How Corruption Led to the Oslo Agreement

This article is indebted to the research of Attorney Howard Grief.

As is fairly well known, the Israel-PLO Declaration of Principles of September 13, 1993, known as the Oslo Agreement, has produced a litany of personal tragedies and national disasters. Suffice to mention the following:

  • the murder of some 1,600 Jewish women, men, and children by PLO-Palestinian Arab terrorists;

  • the wounding and maiming of some 6,000 more Jews by these terrorists;

  • the expulsion of 10,000 Jews from their homes via the so-called unilateral disengagement plan;

  • the transformation of Gaza into an Iranian-Hamas base for bombing Sderot and Ashkelon;

  • the smuggling of arms from Gaza to Judea and Samaria;

  • the loss of Israel’s deterrent power (which contributed to Hezbollah’s incursion in the north).

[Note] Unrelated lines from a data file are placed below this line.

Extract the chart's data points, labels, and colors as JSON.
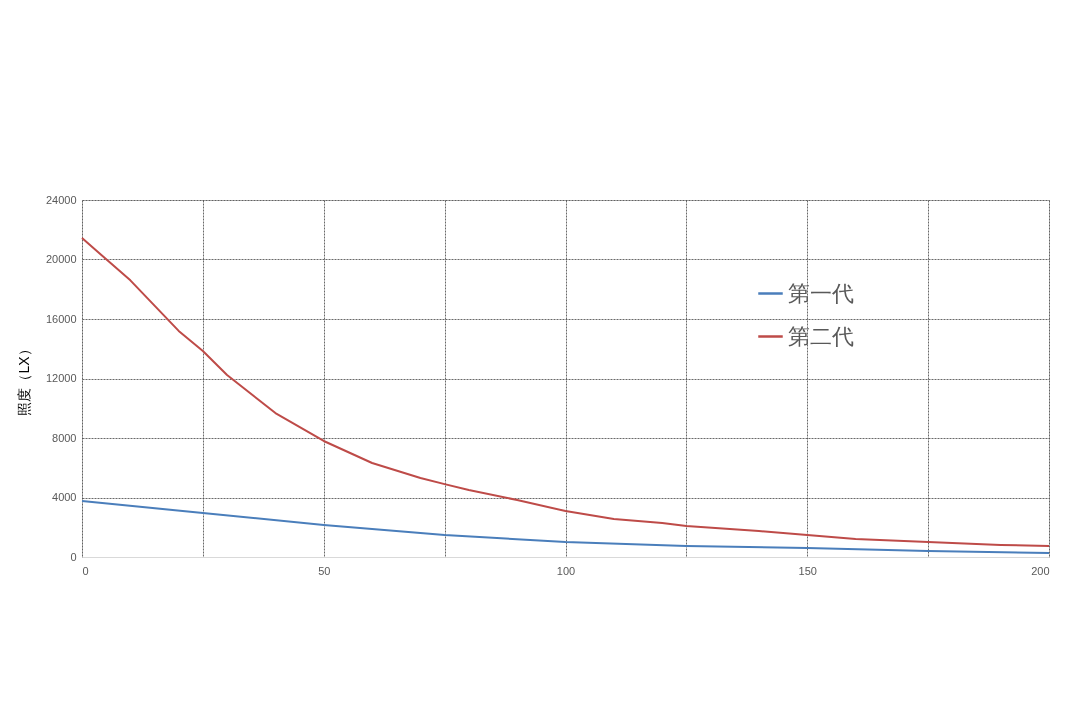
{
  "chart_data": {
    "type": "line",
    "ylabel": "照度（LX）",
    "xlim": [
      0,
      200
    ],
    "xticks": [
      0,
      {
        "value": 25,
        "label": null
      },
      50,
      {
        "value": 75,
        "label": null
      },
      100,
      {
        "value": 125,
        "label": null
      },
      150,
      {
        "value": 175,
        "label": null
      },
      200
    ],
    "ylim": [
      0,
      24000
    ],
    "yticks": [
      0,
      4000,
      8000,
      12000,
      16000,
      20000,
      24000
    ],
    "grid": true,
    "legend": "top right",
    "line_style": "solid",
    "marker": "none",
    "series": [
      {
        "name": "第一代",
        "color": "#4a7ebb",
        "x": [
          0,
          25,
          50,
          75,
          100,
          125,
          150,
          175,
          200
        ],
        "values": [
          3760,
          2960,
          2150,
          1480,
          1010,
          740,
          600,
          400,
          270
        ]
      },
      {
        "name": "第二代",
        "color": "#be4b48",
        "x": [
          0,
          10,
          20,
          25,
          30,
          40,
          50,
          60,
          70,
          75,
          80,
          90,
          100,
          110,
          120,
          125,
          140,
          150,
          160,
          175,
          190,
          200
        ],
        "values": [
          21440,
          18600,
          15200,
          13850,
          12230,
          9680,
          7800,
          6320,
          5310,
          4900,
          4500,
          3830,
          3090,
          2550,
          2290,
          2080,
          1750,
          1480,
          1210,
          1010,
          810,
          740
        ]
      }
    ]
  }
}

What is not known is the hidden cause of these disasters.

Consider the corrupt financial relationship that existed between the Labor and Shas parties between 1989 and 1996. This relationship, though exposed by the State Comptroller, was never legally addressed by the Ministry of Justice or resolved despite overwhelming evidence of wholesale corruption between these two parties. The result of this illegal relationship was to facilitate a changeover of political power from Likud to Labor in 1992 and then its consolidation until 1996.

On January 11, 1993, a special Report of the State Comptroller was published which detailed a cozy relationship between Shas and Labor based on illegal payments made in violation of the criminal laws and the Party Financing Law. The Report stated that a deal was made between the two parties on October 6, 1989 under which Shas agreed to back Labor in the Histadrut elections of that year in return for monthly consecutive payments of 110,000 NIS (about $55,000 in U.S. funds at the time) which were spread out over a three-year period lasting significantly until the end of 1992, six months after the June 23 national elections.

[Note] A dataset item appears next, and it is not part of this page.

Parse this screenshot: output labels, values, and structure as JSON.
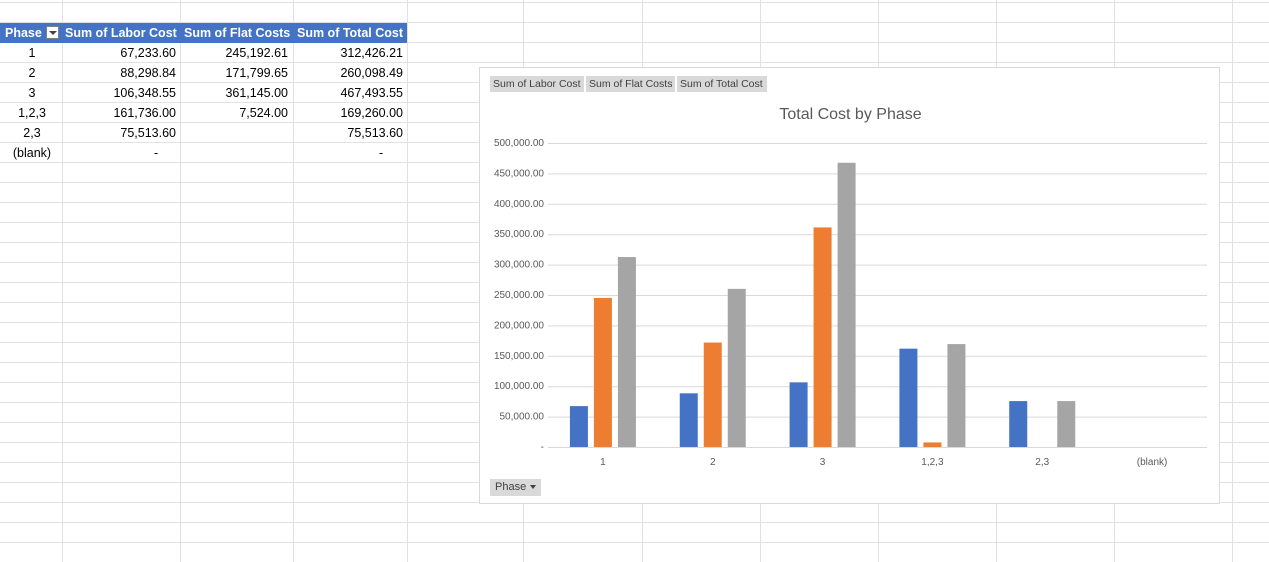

These political payments by Labor to Shas continued despite a Supreme Court decision in February 1991 which barred any kind of payoffs or financial benefits between parties. By receiving illegal and secret payments, Shas in effect became a religious affiliate of the Labor Party. It was therefore not surprising that Shas agreed to join the Labor-Meretz Coalition Government in 1992 which helped to initiate the (illegal) Oslo peace process and at the same time brought Shas further financial rewards and political honors.

This was done despite Shas’ false promise to its religious voters, most of whom are nationalists, never to join a proposed Labor Government. (This betrayal of the voters was facilitated by the fact that members of the Knesset are not individually elected by and accountable to the voters in regional elections. The same institutional flaw enabled 23 Likud MKs to vote for the “unilateral disengagement” law of October 2004 despite their having campaigned against disengagement in the January 2003 election.)

Returning to Shas: its commitment to Labor, born out of an illegal and corrupt deal, enabled Yitzhak Rabin to set up a Government with a Jewish majority, hence without the need to co-opt the Arab parties. Rabin wanted to give a sense of legitimacy to his Government, since his anti-religious and anti-nationalistic bloc of parties, together with the Arab parties, had not won a majority of the popular vote. Rabin needed Shas to join the Labor-Meretz coalition to obtain a Knesset majority. However, the legitimacy of the Government was more apparent than real. Had Shas voters been consulted democratically, most would have voted against their party’s entry into the Rabin Government.

The enormity of the Labor-Shas corruption, as revealed in the State Comptroller’s Report, was stunning. It amounted to outright bribery, public fraud, illegal enticement and solicitation that were on a scale unprecedented in Israeli political history. It is no exaggeration to say that Labor actually bought the 1992 elections, as the State Comptroller was reported to have remarked in an interview after publication of the Report.

A great outcry greeted the release of the Comptroller’s Report, but the pain and upset lasted only a day or so and caused no political crisis or demands for a new election. No legal steps were ever taken to prosecute those responsible in the Labor Party for bribing and illegally enticing Shas to join Labor in forming a government. The ones who concluded the illegal agreement on behalf of Labor were reported to be Michael Harish, then secretary-general of the party, and David Liba’i, who became the Minister of Justice in the new Government. The only sanction was the fine imposed by the Comptroller on the Shas Party for accepting the illegal funds from Labor.

What should have happened but did not was an investigation and prosecution by the Attorney-General of the perpetrators of the bribery and fraud. He, however, chose to do nothing for reasons never explained. Everything was swept under the rug, buried and soon forgotten, as if the bribery and fraud never happened. The Labor Party was allowed to enjoy the fruits of its ill-begotten power which was then used to foist on an unsuspecting nation an illegal (Oslo) peace process with a terrorist organization resulting in the Israel-PLO agreements.

Israel continues to suffer the bloody consequences of this illegal and corrupt state of affairs, readily traceable not only to the flaws of Israeli politicians, but also to the flaws of a political system that entrenches such politicians in power.